Bill Cotterell: Firing Whistleblower Compounds Dumb Plans
A Department of Environmental Protection cartographer did the right thing — and got fired, a Capitol Columnist writes.
Opponents rallied in Tallahassee against plans that would have put golf courses, lodges and pickleball courts in state parks. [Jim Turner/Florida News Service]
Shortly after Republicans took over state government, a little joke going around the Department of Environmental Protection alleged that DEP would, henceforth, stand for “Don’t Expect Protection.”
Maybe it was just an overreaction by the most strident, deep-green environmentalists in Tallahassee — probably the most tree-obsessed capital in the country — but it seemed that Gov. Jeb Bush and other GOP leaders shifted state government’s concept of natural resources. Instead of “How can we save it,” the operating principle seemed more like “How can we use it?”
In the wreckage of DEP’s plan to put golf courses, pickleball courts and a big hotel or two in state parks, the lack of protection applies not only to the tranquil beauty of Florida’s natural resources, but to tens of thousands of state employees who keep things going.
When Gov. Ron DeSantis and his top appointees decide to do something profitable to attract visitors, by destroying what people come here for, the smart career move for agency staffers is to keep their heads down and their mouths shut.
If, that is, they want to keep their jobs.
Fortunately for Florida, James Gaddis valued his duty more than his job. He’s the fired DEP cartographer who last month leaked the agency’s hurried plans for putting golf courses, pickleball courts and lodges in state parks.
Public reaction was so swift and ferocious, DeSantis ordered the whole thing back to the ol’ drawing board and insisted he knew nothing about it.
DeSantis even alluded to some secretive liberal cabal that must have torpedoed the parks idea before DEP could fairly present it. One of the unwritten rules of state government, at the highest level, is that DeSantis gets to go around the state taking credit for all the good stuff and is protected from any taint by bad news.
Golfers are not exactly suffering from a dearth of places to play, so the idea of swapping trees for fairways turned a lot of normally apathetic Floridians into ardent environmentalists, at least for a while.
We’ve seen it before on a grander scale. In 1935, President Franklin Roosevelt authorized the Cross Florida Barge Canal as a works project, and it turned into a national defense requirement, a channel from the St. Johns River to Yankeetown on the Gulf of Mexico. President Richard Nixon finally ended the environmental disaster in 1971.
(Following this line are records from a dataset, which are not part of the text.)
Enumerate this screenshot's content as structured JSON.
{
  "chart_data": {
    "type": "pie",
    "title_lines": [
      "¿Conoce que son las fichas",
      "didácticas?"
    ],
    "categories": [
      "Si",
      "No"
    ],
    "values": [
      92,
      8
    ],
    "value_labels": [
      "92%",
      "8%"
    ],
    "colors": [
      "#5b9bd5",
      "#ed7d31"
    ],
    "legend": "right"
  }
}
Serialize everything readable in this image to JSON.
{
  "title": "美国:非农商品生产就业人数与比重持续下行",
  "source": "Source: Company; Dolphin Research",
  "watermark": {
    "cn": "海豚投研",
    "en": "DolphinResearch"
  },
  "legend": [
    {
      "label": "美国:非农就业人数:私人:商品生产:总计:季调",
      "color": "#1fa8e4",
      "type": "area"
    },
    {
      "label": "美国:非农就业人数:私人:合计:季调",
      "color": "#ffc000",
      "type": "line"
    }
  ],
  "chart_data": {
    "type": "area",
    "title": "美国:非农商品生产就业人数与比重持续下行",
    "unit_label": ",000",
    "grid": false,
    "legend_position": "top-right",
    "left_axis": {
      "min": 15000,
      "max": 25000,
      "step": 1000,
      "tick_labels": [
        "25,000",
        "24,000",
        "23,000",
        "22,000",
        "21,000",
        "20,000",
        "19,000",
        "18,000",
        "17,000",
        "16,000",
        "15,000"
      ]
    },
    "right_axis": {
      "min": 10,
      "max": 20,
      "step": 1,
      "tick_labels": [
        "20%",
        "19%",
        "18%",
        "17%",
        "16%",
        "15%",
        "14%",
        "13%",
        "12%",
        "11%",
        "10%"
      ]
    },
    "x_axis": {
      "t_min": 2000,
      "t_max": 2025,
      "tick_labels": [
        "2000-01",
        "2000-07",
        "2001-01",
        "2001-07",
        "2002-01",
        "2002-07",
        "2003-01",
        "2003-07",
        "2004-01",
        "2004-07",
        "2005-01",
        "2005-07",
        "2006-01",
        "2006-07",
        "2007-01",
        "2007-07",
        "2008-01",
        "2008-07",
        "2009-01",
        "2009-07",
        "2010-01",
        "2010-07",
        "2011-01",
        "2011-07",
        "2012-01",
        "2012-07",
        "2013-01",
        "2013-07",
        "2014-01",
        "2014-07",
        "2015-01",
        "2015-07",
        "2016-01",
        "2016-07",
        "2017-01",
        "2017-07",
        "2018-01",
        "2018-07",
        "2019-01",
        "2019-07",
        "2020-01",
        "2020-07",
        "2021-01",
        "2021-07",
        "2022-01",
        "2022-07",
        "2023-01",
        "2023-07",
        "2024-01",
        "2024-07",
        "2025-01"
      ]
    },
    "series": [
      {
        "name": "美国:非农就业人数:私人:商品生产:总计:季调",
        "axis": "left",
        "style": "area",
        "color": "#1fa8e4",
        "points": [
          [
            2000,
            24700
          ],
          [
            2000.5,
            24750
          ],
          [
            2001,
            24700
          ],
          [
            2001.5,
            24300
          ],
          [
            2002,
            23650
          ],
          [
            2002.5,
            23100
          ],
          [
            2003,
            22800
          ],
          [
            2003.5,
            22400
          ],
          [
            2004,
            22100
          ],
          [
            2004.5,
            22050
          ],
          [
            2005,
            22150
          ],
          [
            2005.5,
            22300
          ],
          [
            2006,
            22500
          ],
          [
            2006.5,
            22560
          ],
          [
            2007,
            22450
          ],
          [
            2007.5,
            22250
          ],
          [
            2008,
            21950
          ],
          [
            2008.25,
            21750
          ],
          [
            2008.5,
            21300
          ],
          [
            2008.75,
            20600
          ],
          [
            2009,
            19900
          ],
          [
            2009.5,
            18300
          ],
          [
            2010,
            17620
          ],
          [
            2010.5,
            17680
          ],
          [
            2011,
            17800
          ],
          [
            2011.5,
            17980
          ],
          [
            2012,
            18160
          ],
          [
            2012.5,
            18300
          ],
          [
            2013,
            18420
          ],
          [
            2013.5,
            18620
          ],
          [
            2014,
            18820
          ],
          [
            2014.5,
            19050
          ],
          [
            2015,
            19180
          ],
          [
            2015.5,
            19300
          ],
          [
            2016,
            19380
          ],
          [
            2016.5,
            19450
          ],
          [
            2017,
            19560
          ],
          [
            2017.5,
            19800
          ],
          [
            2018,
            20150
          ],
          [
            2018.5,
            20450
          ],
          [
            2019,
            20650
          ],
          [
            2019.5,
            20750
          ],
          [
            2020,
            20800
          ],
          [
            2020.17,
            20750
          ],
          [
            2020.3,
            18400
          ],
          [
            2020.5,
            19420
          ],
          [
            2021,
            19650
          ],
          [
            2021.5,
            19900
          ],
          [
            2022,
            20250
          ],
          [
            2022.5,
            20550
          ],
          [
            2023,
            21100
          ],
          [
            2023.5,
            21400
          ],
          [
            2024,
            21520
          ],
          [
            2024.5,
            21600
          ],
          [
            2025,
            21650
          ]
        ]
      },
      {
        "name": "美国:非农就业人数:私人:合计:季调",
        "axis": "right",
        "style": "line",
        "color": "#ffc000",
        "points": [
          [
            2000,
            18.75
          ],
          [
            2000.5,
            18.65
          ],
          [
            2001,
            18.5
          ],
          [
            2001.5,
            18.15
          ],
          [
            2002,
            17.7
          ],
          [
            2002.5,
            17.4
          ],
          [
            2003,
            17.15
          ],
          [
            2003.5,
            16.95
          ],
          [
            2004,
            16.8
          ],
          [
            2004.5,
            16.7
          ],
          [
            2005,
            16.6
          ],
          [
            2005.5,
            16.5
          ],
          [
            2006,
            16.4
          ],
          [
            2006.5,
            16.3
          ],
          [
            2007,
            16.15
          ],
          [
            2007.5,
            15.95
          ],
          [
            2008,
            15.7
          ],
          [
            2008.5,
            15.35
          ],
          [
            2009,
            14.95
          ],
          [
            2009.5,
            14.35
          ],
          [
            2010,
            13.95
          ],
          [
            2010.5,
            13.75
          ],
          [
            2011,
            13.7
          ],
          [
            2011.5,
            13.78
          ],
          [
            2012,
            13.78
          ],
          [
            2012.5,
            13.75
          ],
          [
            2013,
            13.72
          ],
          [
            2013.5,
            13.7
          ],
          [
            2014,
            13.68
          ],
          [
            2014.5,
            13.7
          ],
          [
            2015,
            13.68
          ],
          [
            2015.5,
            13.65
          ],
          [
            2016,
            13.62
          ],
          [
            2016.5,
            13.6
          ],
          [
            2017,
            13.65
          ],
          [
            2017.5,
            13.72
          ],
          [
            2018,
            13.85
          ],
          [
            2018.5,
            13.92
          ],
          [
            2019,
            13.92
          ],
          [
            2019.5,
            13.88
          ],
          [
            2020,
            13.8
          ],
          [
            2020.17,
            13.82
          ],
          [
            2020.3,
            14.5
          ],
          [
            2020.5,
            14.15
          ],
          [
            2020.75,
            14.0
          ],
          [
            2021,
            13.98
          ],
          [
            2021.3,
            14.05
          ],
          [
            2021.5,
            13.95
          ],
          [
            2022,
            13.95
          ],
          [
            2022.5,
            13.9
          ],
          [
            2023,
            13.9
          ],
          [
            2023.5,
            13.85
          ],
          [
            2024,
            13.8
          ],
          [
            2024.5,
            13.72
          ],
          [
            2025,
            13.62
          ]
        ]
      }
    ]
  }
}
By then, there were plans for an Everglades Jetport. Remember the Super Sonic Transport? It was going to plunk rich Europeans down in the middle of Florida’s river of grass, which was just a smelly swamp anyway and who cared if a few alligators and wading birds had to move? Fortunately, the SST and the Jetport wound up in the Pantheon of Bad Ideas That Sounded Neat at the Time.
Back to Mr. Gaddis. The Tampa Bay Times reported that he was fired for “conduct unbecoming a public employee.” As a legal basis for his termination, DEP said employees must “maintain high standards of honesty, integrity and impartiality” and shall “place the interest of the public ahead of personal interests.”
In other words, he was fired for doing precisely what a good public worker should do. Oh, he might have gone up the chain of command, kept things in channels, but he knew how useless that would have been. After all, this is an administration that fired two high-level Florida Department of Law Enforcement officials who made waves — one who refused to improperly arrest protesters, the other thinking public documents laws should be obeyed.
Gaddis acted in the spirit of Mark Felt and Daniel Ellsberg. Felt was the deputy FBI director who secretly leaked Watergate details to the The Washington Post 50 years ago and Ellsberg was a former military analyst who leaked the Pentagon Papers to The New York Times. Felt got away with it, keeping his identity secret for 30 years, while Ellsberg was put on trial but the case was dismissed.
If DeSantis was capable of admitting mistakes — or, in this case, a titanic blunder — he would snatch the golf-in-parks plan off the drawing board and publicly rip it to shreds. Then he’d rehire James Gaddis (and those FDLE folks) and reassure Florida taxpayers that the people hired to serve our state won’t be punished for doing their jobs in good faith.